People often question me when I talk about teaching for competence or "good enough" writing, though most are not so polite as you.

Maybe other people's students are inspired to write well, but mine aren't. I've never had an English major in any of my classes. I've had one student who "loved to write" who lasted a whole semester. The bulk of my students say they don't like writing, don't think they do it well, and aspire only to write just well enough that people won't laugh at them. I set my class objectives to within the capability of those students.

I believe that (1) I'm paid to teach all students to become competent writers and (2) that nobody gets to be a good or great writer without having been a competent writer first.
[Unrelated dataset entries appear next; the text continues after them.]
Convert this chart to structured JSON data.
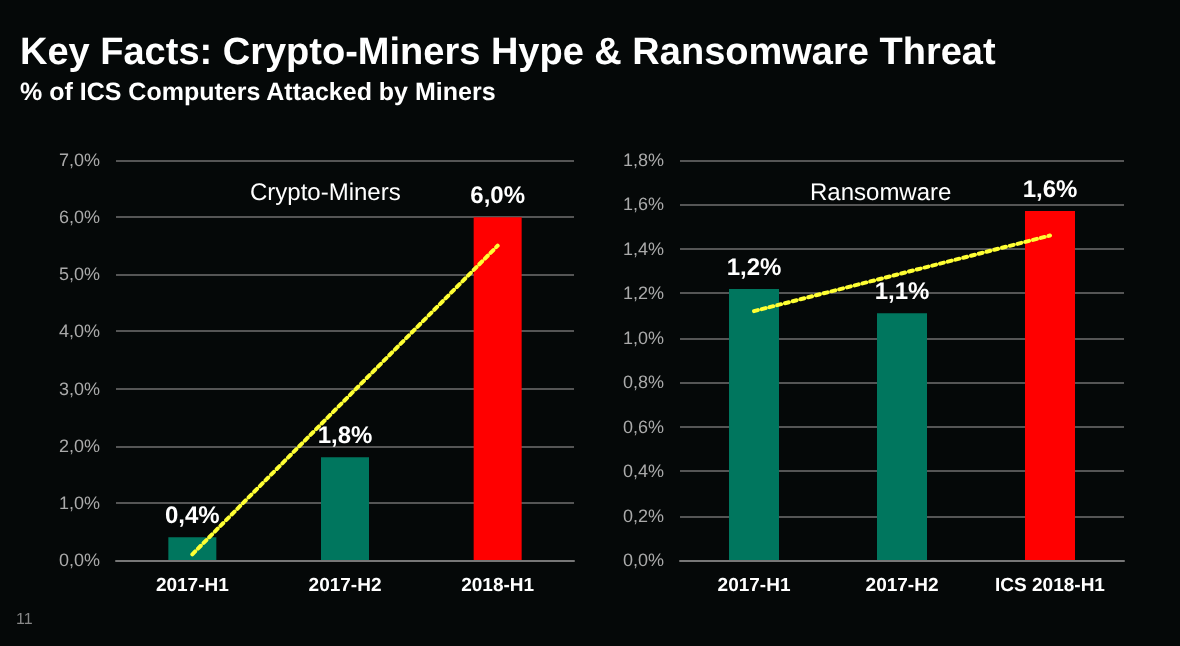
{
  "chart_data": [
    {
      "type": "bar",
      "title": "Crypto-Miners",
      "annotations": [
        "Key Facts: Crypto-Miners Hype & Ransomware Threat",
        "% of ICS Computers Attacked by Miners",
        "11"
      ],
      "categories": [
        "2017-H1",
        "2017-H2",
        "2018-H1"
      ],
      "series": [
        {
          "values": [
            0.4,
            1.8,
            6.0
          ],
          "colors": [
            "#00765e",
            "#00765e",
            "#ff0000"
          ],
          "value_labels": [
            "0,4%",
            "1,8%",
            "6,0%"
          ]
        },
        {
          "type": "line",
          "x": [
            "2017-H1",
            "2018-H1"
          ],
          "values": [
            0.1,
            5.5
          ],
          "color": "#ffff33",
          "line_style": "dotted",
          "marker": "none"
        }
      ],
      "ylim": [
        0,
        7
      ],
      "yticks": [
        {
          "value": 0,
          "label": "0,0%"
        },
        {
          "value": 1,
          "label": "1,0%"
        },
        {
          "value": 2,
          "label": "2,0%"
        },
        {
          "value": 3,
          "label": "3,0%"
        },
        {
          "value": 4,
          "label": "4,0%"
        },
        {
          "value": 5,
          "label": "5,0%"
        },
        {
          "value": 6,
          "label": "6,0%"
        },
        {
          "value": 7,
          "label": "7,0%"
        }
      ],
      "grid": "y"
    },
    {
      "type": "bar",
      "title": "Ransomware",
      "categories": [
        "2017-H1",
        "2017-H2",
        "ICS 2018-H1"
      ],
      "series": [
        {
          "values": [
            1.22,
            1.11,
            1.57
          ],
          "colors": [
            "#00765e",
            "#00765e",
            "#ff0000"
          ],
          "value_labels": [
            "1,2%",
            "1,1%",
            "1,6%"
          ]
        },
        {
          "type": "line",
          "x": [
            "2017-H1",
            "ICS 2018-H1"
          ],
          "values": [
            1.12,
            1.46
          ],
          "color": "#ffff33",
          "line_style": "dotted",
          "marker": "none"
        }
      ],
      "ylim": [
        0,
        1.8
      ],
      "yticks": [
        {
          "value": 0,
          "label": "0,0%"
        },
        {
          "value": 0.2,
          "label": "0,2%"
        },
        {
          "value": 0.4,
          "label": "0,4%"
        },
        {
          "value": 0.6,
          "label": "0,6%"
        },
        {
          "value": 0.8,
          "label": "0,8%"
        },
        {
          "value": 1.0,
          "label": "1,0%"
        },
        {
          "value": 1.2,
          "label": "1,2%"
        },
        {
          "value": 1.4,
          "label": "1,4%"
        },
        {
          "value": 1.6,
          "label": "1,6%"
        },
        {
          "value": 1.8,
          "label": "1,8%"
        }
      ],
      "grid": "y"
    }
  ]
}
My goal is to bring every student to what I call C-level: competent enough to get by in the writing situations they will typically encounter in school and work. If I can get every student up to competence, most of them will become better-than-competent writers with practice, even without any more teaching.

Until students are competent writers they have limited ability to read good writing, let alone desire to read. My students become better readers because training in writing makes explicit the patterns that the poor reader couldn't see because s/he didn't know where to look.

Have just about finished Mr.

Have just about finished Mr. Bauerlein's book myself. I'm also sceptical about the statistical premise, but concerned by the conclusions. Although, Mr. B seems like he could use a good dose of John Taylor Gatto!

The idea of "good enough" is intriguing, and sounds something like what we had in high school (Class of '69): different "tracks." I suppose these are now gone, in the service of equalitarianism? Do many schools still have enriched programs?

Perhaps an at least partial solution to the problem of providing competence to all and inspiration to some would be more magnet schools for the arts, sciences, etc.? It seemed to me even back when a teenager that a decent competence should have been possible with five or six years of year-round grade school. After that, let parents and kids try out different curricula at different schools.

Or does this just put the problem of "better or worse than" at another remove?